In this article, the necessary and sufficient conditions for the M-positive semi-definiteness and M-positive definiteness of fourth-order Cauchy tensors are discussed. Moreover, the necessary and sufficient conditions of the strong ellipticity condition for fourth-order Cauchy tensors are obtained.
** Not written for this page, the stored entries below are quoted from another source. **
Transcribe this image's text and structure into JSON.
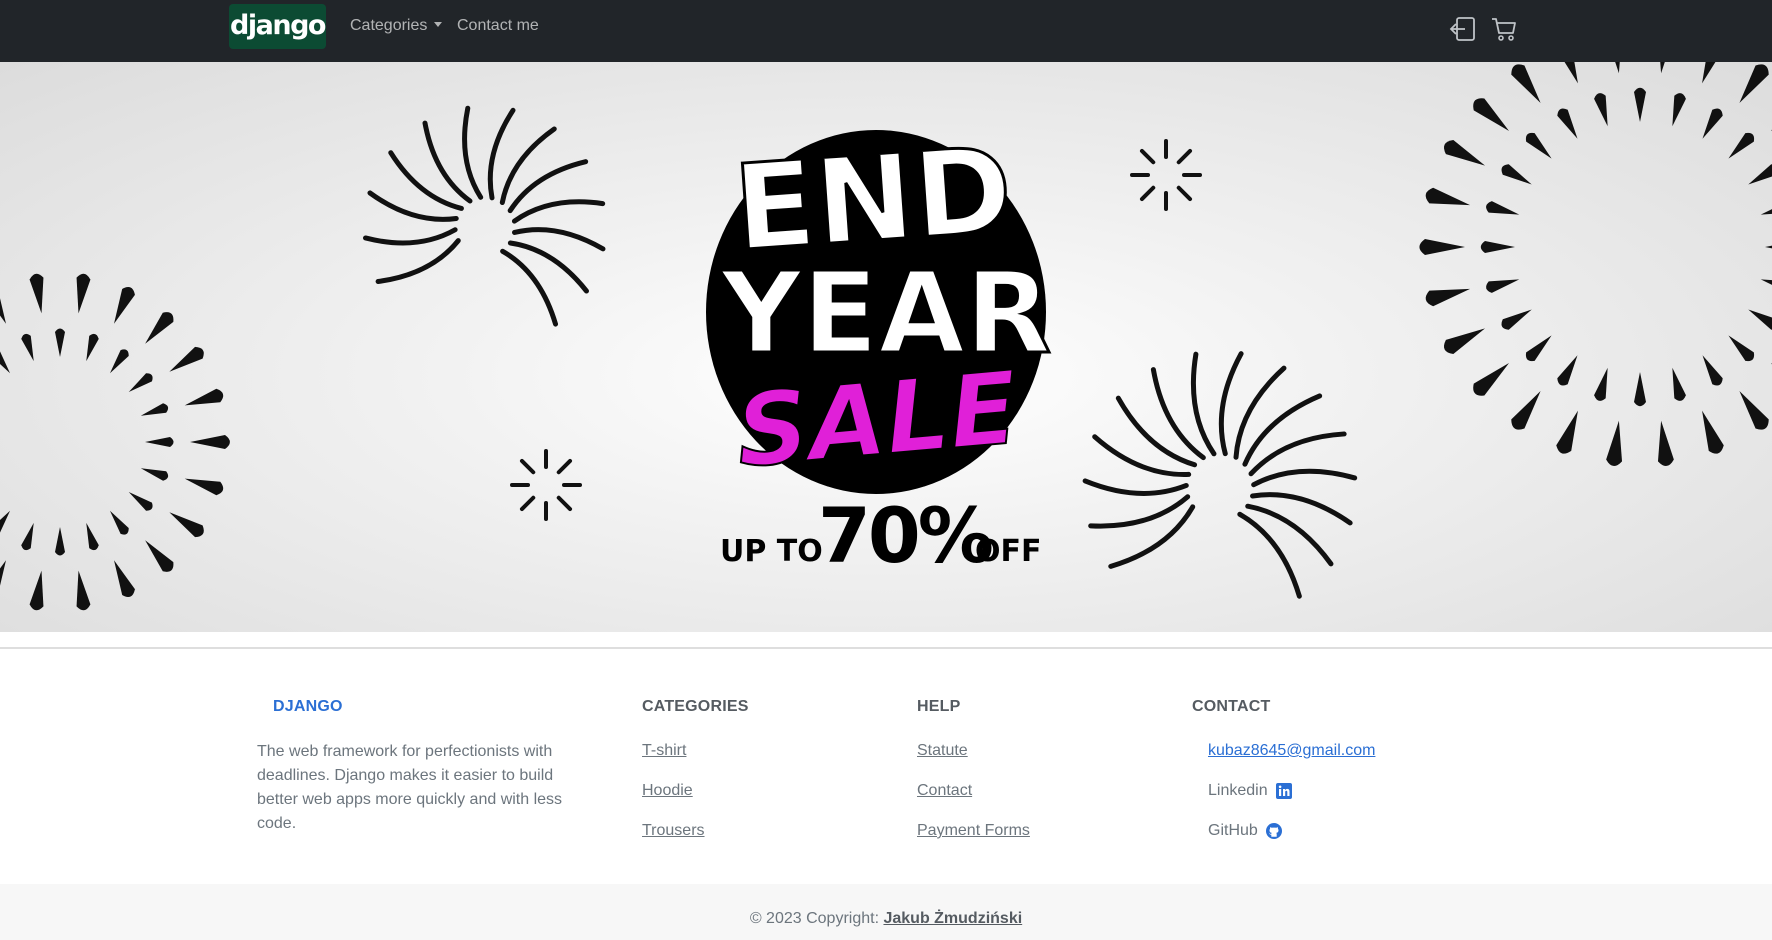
{
  "navbar": {
    "brand": "django",
    "categories_label": "Categories",
    "contact_label": "Contact me",
    "icons": [
      "login-icon",
      "cart-icon"
    ]
  },
  "hero": {
    "line1": "END",
    "line2": "YEAR",
    "line3": "SALE",
    "offer_prefix": "UP TO",
    "offer_value": "70%",
    "offer_suffix": "OFF",
    "accent_color": "#e020d8"
  },
  "footer": {
    "brand_heading": "DJANGO",
    "about": "The web framework for perfectionists with deadlines. Django makes it easier to build better web apps more quickly and with less code.",
    "categories_heading": "CATEGORIES",
    "categories": [
      "T-shirt",
      "Hoodie",
      "Trousers"
    ],
    "help_heading": "HELP",
    "help": [
      "Statute",
      "Contact",
      "Payment Forms"
    ],
    "contact_heading": "CONTACT",
    "email": "kubaz8645@gmail.com",
    "linkedin": "Linkedin",
    "github": "GitHub",
    "link_color": "#2b6fd4"
  },
  "copyright": {
    "text": "© 2023 Copyright:",
    "author": "Jakub Żmudziński"
  }
}
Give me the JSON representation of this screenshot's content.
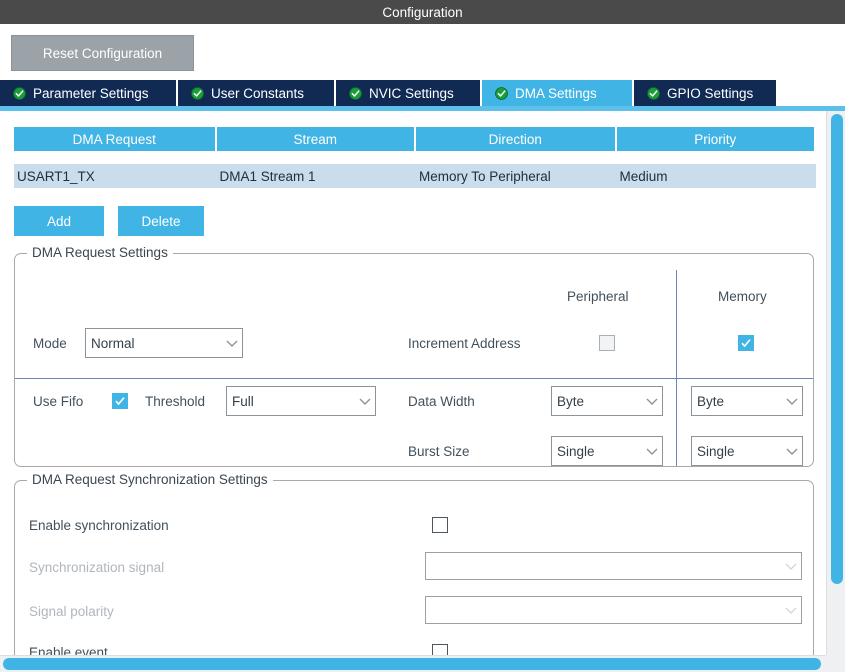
{
  "window": {
    "title": "Configuration"
  },
  "colors": {
    "accent_blue": "#41b4e6",
    "tab_inactive": "#102a54",
    "titlebar": "#4a4a4a",
    "row_selected": "#cbdcea",
    "reset_button": "#9ba2a8"
  },
  "toolbar": {
    "reset_label": "Reset Configuration"
  },
  "tabs": [
    {
      "label": "Parameter Settings",
      "icon": "green-check-circle-icon",
      "active": false
    },
    {
      "label": "User Constants",
      "icon": "green-check-circle-icon",
      "active": false
    },
    {
      "label": "NVIC Settings",
      "icon": "green-check-circle-icon",
      "active": false
    },
    {
      "label": "DMA Settings",
      "icon": "green-check-circle-icon",
      "active": true
    },
    {
      "label": "GPIO Settings",
      "icon": "green-check-circle-icon",
      "active": false
    }
  ],
  "dma_table": {
    "columns": [
      "DMA Request",
      "Stream",
      "Direction",
      "Priority"
    ],
    "rows": [
      {
        "dma_request": "USART1_TX",
        "stream": "DMA1 Stream 1",
        "direction": "Memory To Peripheral",
        "priority": "Medium",
        "selected": true
      }
    ]
  },
  "actions": {
    "add_label": "Add",
    "delete_label": "Delete"
  },
  "request_settings": {
    "legend": "DMA Request Settings",
    "column_headers": {
      "peripheral": "Peripheral",
      "memory": "Memory"
    },
    "mode": {
      "label": "Mode",
      "value": "Normal"
    },
    "increment_address": {
      "label": "Increment Address",
      "peripheral_checked": false,
      "memory_checked": true
    },
    "use_fifo": {
      "label": "Use Fifo",
      "checked": true
    },
    "threshold": {
      "label": "Threshold",
      "value": "Full"
    },
    "data_width": {
      "label": "Data Width",
      "peripheral_value": "Byte",
      "memory_value": "Byte"
    },
    "burst_size": {
      "label": "Burst Size",
      "peripheral_value": "Single",
      "memory_value": "Single"
    }
  },
  "sync_settings": {
    "legend": "DMA Request Synchronization Settings",
    "enable_synchronization": {
      "label": "Enable synchronization",
      "checked": false
    },
    "synchronization_signal": {
      "label": "Synchronization signal",
      "value": "",
      "disabled": true
    },
    "signal_polarity": {
      "label": "Signal polarity",
      "value": "",
      "disabled": true
    },
    "enable_event": {
      "label": "Enable event",
      "checked": false
    }
  }
}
Furthermore, we reveal that fourth-order Cauchy tensors are M-positive semi-definite if and only if there is a monotone increasing homogeneous polynomial defined in the nonnegative orthant of \(\mathbb{R}^{m}\times \mathbb{R}^{n}\). Several M-eigenvalue inclusion theorems and spectral properties of fourth-order Cauchy tensors are discussed. A power method is proposed to compute the smallest and the largest M-eigenvalues of fourth-order Cauchy tensors. The given numerical experiments show the effectiveness of the proposed method.

However, there are still some questions that we are not sure about now. Can we have the type of Cauchy–Toeplitz tensors with the partially symmetric property? If so, how about their spectral properties? What are the necessary and sufficient conditions for their M-positive semi-definiteness?